Ses mâchoires se serrent. Pour peu, il serait prêt à me sauter dessus pour récupérer son fichu disque. Et même si je ne prévois pas de participer au tournoi de Bataille Ville, je ne peux pas me résoudre à décevoir Zoé après ce qu'elle vient de faire pour moi.

- « Si je gagne, non seulement je garderai le disque de duel de ton frère, mais tu me donneras ta carte de localisation.

- Et puis quoi encore ?

- Grand-frère, je veux mon disque. »

Avec l'autre au bord des larmes à côté, son frangin risque de craquer d'une seconde à l'autre. J'en profite pour enfiler le disque au niveau de mon bras droit. Celui-ci s'allume automatiquement et projette un terrain holographique devant moi.

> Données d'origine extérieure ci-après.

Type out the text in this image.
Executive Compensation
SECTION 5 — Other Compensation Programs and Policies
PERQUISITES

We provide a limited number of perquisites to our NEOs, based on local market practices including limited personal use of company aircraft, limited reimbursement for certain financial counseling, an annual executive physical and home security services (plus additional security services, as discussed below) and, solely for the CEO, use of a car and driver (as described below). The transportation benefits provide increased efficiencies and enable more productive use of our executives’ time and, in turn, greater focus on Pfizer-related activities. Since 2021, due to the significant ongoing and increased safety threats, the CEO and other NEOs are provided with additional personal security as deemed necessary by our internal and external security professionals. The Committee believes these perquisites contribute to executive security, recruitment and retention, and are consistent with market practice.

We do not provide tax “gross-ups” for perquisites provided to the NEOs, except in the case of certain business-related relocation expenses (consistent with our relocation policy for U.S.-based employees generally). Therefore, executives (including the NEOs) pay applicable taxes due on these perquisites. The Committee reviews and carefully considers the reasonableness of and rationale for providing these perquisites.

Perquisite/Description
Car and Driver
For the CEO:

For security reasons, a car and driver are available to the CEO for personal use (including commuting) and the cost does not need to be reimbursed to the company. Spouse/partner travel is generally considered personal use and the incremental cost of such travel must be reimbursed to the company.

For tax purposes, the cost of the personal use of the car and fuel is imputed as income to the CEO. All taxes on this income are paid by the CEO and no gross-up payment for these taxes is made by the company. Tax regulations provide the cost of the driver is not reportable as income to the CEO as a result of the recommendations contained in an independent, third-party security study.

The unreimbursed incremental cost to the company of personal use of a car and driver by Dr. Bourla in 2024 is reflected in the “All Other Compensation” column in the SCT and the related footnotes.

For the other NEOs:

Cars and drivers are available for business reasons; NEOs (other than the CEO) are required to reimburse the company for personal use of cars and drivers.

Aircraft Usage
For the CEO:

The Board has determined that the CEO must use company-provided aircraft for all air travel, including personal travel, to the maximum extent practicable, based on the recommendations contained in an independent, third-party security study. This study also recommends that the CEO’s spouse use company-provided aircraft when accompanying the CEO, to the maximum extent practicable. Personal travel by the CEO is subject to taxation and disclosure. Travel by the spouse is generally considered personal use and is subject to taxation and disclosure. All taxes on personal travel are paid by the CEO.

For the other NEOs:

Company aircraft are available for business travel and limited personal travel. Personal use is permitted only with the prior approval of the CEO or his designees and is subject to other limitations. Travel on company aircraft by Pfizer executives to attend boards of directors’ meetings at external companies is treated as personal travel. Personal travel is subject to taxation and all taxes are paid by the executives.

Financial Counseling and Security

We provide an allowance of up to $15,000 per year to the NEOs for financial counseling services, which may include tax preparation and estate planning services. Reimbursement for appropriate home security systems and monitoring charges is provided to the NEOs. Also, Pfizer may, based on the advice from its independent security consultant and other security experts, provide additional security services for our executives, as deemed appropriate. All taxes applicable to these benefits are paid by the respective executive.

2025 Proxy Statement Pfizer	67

- « Tu l'auras cherché. Je vais gagner ce duel et récupérer le disque de duel de mon petit-frère. En garde ! »

Puis-je conclure que je suis donc l'antagoniste de ce duel ? Chacun à notre tour, nous mélangeons notre deck et l'insérons dans l'espace du disque prévu à cet effet. Non seulement je suis essoufflée de la dernière course à la recherche de mon amie, mais je ne suis pas du tout confiante quant à l'issue de ce duel.

- « Commence. »

Le mec me l'a ordonné si froidement que j'ai pris quelques secondes de réflexion avant de tirer mes premières cartes. Nos disques affichent tout deux 4000 points de vie. Moi qui ai l'habitude de disputer des duels en ligne jusqu'à 8000 points de vie, cela ne va pas d'être une partie de plaisir.

- « Alors, tu joues ?

- Oui, ne sois pas si pressé de perdre, mon chou. J'invoque l'Ange Lumineux [1400|800] en mode attaque. J'active ensuite la carte magie Hinotama pour te faire perdre 500 points de vie. »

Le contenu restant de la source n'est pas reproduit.